Pages

Saturday, June 7, 2014

Book Review - When the Great Days Come


Author: Gardner Dozois
Year: 2011

Dozois is known more as an editor than as an author of fiction.  Since 1984 he has been editing The Year's Best Science Fiction anthologies and from 1984-2004 he was the editor of Asimov's Science Fiction magazine.  His genre is obviously sci-fi, as both his editing work and short fiction exemplify.  When the Great Days Come is a collection of his short stories, including many award winning entries.  He's a mix of Isaac Asimov and Stephen King, with a little historian thrown in, someone who may have read too many works by other writers, but still has some unique ideas that are worth our time to read.  His stories are part futuristic, part post-apocalyptic, part horror, part war, and they read as swift snapshots of an idea.  Dozois has the experience to put together a solid book of shorts, and does so here, drawing from his own work and showing us his own talent.

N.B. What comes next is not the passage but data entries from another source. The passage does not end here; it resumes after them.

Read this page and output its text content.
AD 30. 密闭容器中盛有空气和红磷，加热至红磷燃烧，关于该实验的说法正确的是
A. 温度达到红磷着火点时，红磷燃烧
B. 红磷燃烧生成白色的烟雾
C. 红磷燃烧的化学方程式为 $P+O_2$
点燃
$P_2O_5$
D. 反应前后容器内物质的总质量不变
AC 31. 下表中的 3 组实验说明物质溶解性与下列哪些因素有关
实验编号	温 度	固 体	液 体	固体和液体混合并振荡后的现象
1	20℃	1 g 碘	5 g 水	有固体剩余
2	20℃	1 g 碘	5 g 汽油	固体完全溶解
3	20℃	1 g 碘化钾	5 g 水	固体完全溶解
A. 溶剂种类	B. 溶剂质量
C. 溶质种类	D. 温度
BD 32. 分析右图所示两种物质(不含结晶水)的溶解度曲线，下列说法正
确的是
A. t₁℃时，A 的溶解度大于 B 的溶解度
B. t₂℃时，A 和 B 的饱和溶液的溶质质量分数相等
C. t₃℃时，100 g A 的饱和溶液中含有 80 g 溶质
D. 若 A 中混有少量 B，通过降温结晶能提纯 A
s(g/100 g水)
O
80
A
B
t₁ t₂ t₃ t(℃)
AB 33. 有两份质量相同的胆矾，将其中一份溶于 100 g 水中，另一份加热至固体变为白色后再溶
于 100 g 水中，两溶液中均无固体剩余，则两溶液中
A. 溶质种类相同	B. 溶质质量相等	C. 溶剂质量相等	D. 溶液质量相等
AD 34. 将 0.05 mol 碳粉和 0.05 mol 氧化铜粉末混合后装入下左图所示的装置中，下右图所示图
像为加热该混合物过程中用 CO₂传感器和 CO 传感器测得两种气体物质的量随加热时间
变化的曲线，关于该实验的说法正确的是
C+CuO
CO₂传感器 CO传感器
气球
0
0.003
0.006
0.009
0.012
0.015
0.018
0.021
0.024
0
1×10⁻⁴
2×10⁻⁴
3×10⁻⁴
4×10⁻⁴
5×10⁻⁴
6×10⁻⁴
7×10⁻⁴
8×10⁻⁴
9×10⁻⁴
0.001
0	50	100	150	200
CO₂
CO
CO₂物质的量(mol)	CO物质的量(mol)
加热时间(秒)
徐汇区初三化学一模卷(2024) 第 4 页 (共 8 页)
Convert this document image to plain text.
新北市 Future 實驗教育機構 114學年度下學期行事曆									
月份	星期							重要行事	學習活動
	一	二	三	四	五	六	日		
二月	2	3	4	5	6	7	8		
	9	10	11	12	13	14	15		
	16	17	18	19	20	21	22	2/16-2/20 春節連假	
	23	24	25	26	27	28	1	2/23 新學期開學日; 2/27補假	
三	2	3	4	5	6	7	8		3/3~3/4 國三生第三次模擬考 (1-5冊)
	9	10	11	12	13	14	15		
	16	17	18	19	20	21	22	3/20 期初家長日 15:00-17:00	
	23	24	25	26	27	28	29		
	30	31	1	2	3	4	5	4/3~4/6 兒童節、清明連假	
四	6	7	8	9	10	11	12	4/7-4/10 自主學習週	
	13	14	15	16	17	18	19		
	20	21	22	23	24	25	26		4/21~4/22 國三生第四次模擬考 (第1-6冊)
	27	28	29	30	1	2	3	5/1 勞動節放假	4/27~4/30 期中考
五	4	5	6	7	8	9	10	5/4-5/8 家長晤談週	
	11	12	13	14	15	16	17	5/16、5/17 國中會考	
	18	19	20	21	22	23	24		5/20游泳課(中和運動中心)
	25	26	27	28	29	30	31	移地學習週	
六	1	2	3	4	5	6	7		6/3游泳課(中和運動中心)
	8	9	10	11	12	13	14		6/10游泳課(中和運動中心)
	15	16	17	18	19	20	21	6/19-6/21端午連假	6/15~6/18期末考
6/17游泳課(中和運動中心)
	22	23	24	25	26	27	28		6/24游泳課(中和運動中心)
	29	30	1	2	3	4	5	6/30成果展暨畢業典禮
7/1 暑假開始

This collection spans decades, the oldest story published in 1971, the most recent in 2006.  It is a mix of alternate history, robotic science fiction, humorous fictional viewpoints, and portraits of life after disaster.  There are eighteen stories in all, ranging from very short to quite long, and broaching a number of subjects.  Counterfactual; a look at how the United States would differ had the Southern forces of the Civil War not surrendered so quietly.  When the Great Days Come; viewing humanity as an easily-replaced dominant life form.  The Peacemaker; a boy gives everything to stop the rising flood of the world's oceans.  Ancestral Voices; a horrific tale of a creature that lives on death.  A Special Kind of Morning; a futuristic war story that pits humans against the machines that rule the world.  A Knight of Ghosts and Shadows; humanity's last hope of survival may depend on leaving the planet that they've always called home.  So many stories with so much to say, about artificial intelligence, mankind's destructive tendencies, and a world that we may never understand.

What a fascinating collection of science fiction, written by one man but coming from so many different viewpoints.  There is a very wide narrative range in this book, a look at so many possible futures and all written in such a variety of styles.  Dozois channels Asimov very strongly in a few of his stories, bringing up the topic of a central AI, an all-powerful computer that has outpaced humanity.  Those stories were very strong; he knows his stuff and makes unbelievable futures believable.  My favorites were his futuristic tales, looks at how life might evolve beyond the point of human control: A Special Kind of Morning & A Knight of Ghosts and Shadows.  His alternate histories and stories from alternate perspectives with interesting, but not amazing.  And his horror smacked of Stephen King while paling in comparison.  All in all, a solid collective filled with a few excellent stories, the rest being very strong but not mind-blowing.  I would recommend this to any sci-fi fan, any Asimov fan, and to anyone who wants to stretch their range into the unknown.